Memelihara Motivasi Mewaspadai Demotivasi
Motivasi adalah potensi untuk bertindak dan
mengarahkan perilaku yang inheren dalam sebuah sistem kontrol perilaku. la
merupakan penentu akhir bagi terwujudnya fungsi pengetahuan dan keterampilan. Menurut
Steven R. Covey, kebiasaan adalah titik temu dari pengetahuan, keterampilan,
dan motivasi. Dengan begitu, memotivasi seseorang untuk sesuatu itu harus
dengan mempengaruhi emosi-emosinya (Dean R. Spitzer, 1995). Dan kaidahnya,
emosi yang positif akan melahirkan perilaku yang positif pula.
Teknologi Motivasi akan melibatkan dua proses
yang paralel: mereduksi demotivator-demotivator dan menambahkan
motivator-motivator. Kedua kombinasi proses tersebut akan menciptakan
peningkatan yang dramatik dalam iklim motivasi organisasi yang berkeinginan
untuk menerima tantangan.
Selanjutnya, yang dimaksud dengan demotivator
di sini adalah segala kejadian barian yang melahirkan omelan dan membuat frustasi
para sivitas akademika dan menguras banyak enerji mereka. Sedangkan yang
dimaksud motivator bukanlah orang-orang tapi kondisi-kondisi lingkungan.
Motivator harus benar-benar menjadi bagian
dari organisasi itu sendiri. Dengan kata lain, motivator harus menjadi
organisasi itu sendiri (artinya seluruh orang yang ada di dalam organisasi
sekolah benar-benar memiliki potensi motivasional yang tak terbatas).
Motivasi yang tinggi acapkali diibaratkan
sebagai sesuatu yang dapat membuat seorang ibu yang hanya dengan berat 100
pound dapat membebaskan anaknya dari bawah truk yang beratnya 3.000 pound;
sesuatu yang membuat seorang pelari melesat dari bantalan dan memenangkan
perlombaan; sesuatu yang dapat membuat manusia biasa dapat mencapai puncak
prestasi; sesuatu yang dapat membuat sebuah tim kerja dapat mencapai tujuan
yang semula tampak tidak mungkin dapat dicapai.

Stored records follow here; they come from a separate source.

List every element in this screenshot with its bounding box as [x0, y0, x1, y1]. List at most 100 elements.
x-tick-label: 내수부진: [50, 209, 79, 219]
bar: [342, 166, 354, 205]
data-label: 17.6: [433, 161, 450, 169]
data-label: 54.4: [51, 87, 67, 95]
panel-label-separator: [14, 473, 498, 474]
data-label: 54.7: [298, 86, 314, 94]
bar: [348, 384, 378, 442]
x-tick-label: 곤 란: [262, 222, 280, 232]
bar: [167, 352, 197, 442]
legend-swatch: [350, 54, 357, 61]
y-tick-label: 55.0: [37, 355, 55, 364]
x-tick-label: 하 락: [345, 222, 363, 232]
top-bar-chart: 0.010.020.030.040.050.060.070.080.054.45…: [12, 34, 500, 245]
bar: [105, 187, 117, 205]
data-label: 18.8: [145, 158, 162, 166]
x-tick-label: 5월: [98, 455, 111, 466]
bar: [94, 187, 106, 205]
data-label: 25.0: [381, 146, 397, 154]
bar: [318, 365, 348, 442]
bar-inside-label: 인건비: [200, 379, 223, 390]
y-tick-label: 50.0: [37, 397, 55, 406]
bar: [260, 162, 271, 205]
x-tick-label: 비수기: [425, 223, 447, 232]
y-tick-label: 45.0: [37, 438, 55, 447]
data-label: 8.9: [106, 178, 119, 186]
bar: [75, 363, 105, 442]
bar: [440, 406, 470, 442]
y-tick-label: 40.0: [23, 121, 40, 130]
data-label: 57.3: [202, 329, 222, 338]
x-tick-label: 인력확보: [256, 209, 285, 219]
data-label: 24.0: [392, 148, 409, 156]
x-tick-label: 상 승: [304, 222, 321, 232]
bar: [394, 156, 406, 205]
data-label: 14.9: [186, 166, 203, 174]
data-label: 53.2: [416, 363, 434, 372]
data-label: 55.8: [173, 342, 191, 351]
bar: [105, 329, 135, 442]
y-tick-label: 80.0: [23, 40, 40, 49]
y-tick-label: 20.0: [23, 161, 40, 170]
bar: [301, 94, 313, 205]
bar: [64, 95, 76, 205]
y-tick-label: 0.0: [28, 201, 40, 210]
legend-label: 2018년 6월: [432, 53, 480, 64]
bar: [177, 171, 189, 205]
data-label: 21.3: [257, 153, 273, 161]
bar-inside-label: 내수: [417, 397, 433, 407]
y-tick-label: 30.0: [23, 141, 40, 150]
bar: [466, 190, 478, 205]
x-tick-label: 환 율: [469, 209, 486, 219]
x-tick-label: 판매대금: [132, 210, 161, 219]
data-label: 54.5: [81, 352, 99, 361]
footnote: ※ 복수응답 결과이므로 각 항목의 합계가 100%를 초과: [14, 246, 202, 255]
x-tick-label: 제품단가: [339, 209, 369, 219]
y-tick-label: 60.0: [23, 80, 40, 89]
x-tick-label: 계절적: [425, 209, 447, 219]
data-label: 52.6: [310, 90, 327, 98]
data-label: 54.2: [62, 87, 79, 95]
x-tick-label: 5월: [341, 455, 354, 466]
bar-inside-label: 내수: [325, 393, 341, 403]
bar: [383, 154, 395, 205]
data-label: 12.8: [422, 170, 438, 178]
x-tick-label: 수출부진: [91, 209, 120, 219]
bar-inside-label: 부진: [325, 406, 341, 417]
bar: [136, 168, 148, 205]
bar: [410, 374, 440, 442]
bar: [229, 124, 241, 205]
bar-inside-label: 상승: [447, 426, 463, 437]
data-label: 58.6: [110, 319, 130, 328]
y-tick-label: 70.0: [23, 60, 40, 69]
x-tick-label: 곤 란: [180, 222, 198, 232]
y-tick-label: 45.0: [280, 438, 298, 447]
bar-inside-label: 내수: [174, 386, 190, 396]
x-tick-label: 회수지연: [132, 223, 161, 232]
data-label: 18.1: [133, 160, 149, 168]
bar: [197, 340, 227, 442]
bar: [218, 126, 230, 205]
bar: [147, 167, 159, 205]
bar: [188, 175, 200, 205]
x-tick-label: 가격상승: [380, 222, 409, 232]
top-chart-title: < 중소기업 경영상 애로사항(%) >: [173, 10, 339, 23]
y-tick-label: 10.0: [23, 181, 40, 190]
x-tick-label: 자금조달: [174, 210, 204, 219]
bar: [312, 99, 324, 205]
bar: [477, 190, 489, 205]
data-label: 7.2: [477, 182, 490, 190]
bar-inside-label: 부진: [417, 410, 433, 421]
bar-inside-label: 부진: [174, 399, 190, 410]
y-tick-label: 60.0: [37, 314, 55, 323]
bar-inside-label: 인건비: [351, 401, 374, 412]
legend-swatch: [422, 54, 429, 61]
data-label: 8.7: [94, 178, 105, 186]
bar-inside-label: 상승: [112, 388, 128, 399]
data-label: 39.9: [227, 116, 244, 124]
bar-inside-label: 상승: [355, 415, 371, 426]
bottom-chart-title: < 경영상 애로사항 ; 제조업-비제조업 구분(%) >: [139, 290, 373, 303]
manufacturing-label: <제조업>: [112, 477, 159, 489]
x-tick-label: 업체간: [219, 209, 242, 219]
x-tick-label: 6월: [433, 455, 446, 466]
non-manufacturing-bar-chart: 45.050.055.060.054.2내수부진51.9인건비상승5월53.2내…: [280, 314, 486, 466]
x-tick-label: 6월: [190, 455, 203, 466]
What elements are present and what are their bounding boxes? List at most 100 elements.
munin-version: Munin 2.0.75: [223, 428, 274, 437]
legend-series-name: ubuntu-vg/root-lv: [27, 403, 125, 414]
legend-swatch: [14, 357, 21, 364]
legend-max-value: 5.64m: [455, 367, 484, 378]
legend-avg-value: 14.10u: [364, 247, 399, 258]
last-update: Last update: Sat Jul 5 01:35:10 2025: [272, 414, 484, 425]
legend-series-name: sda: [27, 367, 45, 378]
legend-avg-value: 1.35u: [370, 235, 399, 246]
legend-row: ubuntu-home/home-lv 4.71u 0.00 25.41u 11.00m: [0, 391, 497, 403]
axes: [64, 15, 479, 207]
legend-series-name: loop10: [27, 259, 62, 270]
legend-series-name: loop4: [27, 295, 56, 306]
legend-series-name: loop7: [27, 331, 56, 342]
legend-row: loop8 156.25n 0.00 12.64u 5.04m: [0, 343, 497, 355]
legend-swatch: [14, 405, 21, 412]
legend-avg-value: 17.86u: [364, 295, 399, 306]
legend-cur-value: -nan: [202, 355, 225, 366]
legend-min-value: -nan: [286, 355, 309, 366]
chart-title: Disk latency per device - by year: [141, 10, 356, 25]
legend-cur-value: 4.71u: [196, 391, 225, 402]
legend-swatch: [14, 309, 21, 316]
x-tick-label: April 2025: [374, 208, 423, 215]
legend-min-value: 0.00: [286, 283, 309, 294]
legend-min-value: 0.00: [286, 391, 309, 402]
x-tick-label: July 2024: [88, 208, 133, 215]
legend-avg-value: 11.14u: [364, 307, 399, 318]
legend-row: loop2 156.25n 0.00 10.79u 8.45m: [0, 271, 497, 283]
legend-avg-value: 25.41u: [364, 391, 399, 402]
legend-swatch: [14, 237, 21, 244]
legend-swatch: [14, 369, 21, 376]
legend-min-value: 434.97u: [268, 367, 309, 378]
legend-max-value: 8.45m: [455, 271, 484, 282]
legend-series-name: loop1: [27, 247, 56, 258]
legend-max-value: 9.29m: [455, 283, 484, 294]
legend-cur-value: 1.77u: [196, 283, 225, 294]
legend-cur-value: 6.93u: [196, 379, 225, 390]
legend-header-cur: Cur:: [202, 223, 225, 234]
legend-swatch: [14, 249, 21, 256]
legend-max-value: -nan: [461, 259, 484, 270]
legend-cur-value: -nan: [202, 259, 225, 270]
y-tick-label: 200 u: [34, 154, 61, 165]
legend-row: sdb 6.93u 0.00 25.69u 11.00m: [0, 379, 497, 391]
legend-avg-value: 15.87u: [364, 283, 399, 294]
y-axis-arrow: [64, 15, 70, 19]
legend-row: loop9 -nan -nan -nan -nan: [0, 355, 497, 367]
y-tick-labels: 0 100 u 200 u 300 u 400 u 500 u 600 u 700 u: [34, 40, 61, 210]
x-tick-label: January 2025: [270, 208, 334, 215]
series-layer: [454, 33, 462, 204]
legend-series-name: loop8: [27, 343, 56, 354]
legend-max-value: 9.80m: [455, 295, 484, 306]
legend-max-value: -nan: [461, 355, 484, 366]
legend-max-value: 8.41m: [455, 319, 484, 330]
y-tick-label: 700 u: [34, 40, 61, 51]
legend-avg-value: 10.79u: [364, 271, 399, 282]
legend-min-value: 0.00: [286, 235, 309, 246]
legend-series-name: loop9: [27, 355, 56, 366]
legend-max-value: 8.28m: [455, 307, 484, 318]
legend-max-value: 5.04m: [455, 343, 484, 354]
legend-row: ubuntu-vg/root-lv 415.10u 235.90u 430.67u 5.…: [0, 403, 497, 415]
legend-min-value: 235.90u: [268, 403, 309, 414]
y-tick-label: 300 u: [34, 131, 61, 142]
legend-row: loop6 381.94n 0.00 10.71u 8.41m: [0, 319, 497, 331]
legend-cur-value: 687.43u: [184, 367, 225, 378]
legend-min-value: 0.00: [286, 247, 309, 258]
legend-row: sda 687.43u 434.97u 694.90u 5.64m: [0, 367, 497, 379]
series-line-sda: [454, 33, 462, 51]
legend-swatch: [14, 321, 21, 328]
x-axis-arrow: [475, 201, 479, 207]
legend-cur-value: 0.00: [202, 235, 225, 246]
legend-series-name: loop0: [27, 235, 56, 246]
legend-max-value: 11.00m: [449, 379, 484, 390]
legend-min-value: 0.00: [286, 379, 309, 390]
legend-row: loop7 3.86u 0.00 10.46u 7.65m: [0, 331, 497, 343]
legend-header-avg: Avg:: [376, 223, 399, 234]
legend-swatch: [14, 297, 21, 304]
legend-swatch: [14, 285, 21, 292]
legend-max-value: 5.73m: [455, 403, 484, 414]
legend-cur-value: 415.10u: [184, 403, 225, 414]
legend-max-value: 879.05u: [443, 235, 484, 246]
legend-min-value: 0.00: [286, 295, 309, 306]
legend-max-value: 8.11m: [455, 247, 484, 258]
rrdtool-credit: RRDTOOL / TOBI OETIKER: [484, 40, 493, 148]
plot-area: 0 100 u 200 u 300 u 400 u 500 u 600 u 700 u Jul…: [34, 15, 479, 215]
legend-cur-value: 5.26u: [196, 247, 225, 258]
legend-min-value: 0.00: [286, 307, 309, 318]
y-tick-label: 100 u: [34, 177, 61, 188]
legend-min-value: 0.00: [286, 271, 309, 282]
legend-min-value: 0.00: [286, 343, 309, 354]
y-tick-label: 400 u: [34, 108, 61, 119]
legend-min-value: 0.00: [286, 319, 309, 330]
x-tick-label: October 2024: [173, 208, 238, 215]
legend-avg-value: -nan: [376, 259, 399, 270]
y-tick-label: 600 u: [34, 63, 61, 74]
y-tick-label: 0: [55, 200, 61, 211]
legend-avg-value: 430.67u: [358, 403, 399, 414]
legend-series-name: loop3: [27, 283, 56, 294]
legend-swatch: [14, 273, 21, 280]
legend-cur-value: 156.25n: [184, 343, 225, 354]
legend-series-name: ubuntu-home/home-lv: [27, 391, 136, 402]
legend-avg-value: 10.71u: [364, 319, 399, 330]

Teknologi Motivasi, seperti dikatakan di atas,
bukanlah sekadar koleksi dari teknik-teknik memotivasi yang terisolasi, tetapi
ia juga merupakan teknologi yang mendekati tindakan memotivasi dengan sempurna,
baik dalam mengubah konteks kerja, mereduksi demotivator, menambah motivator,
maupun dalam tindakan perencanaan, produksi, komunikasi, pelatihan atau
pembelajaran, evaluasi, dan pemberian ganjaran.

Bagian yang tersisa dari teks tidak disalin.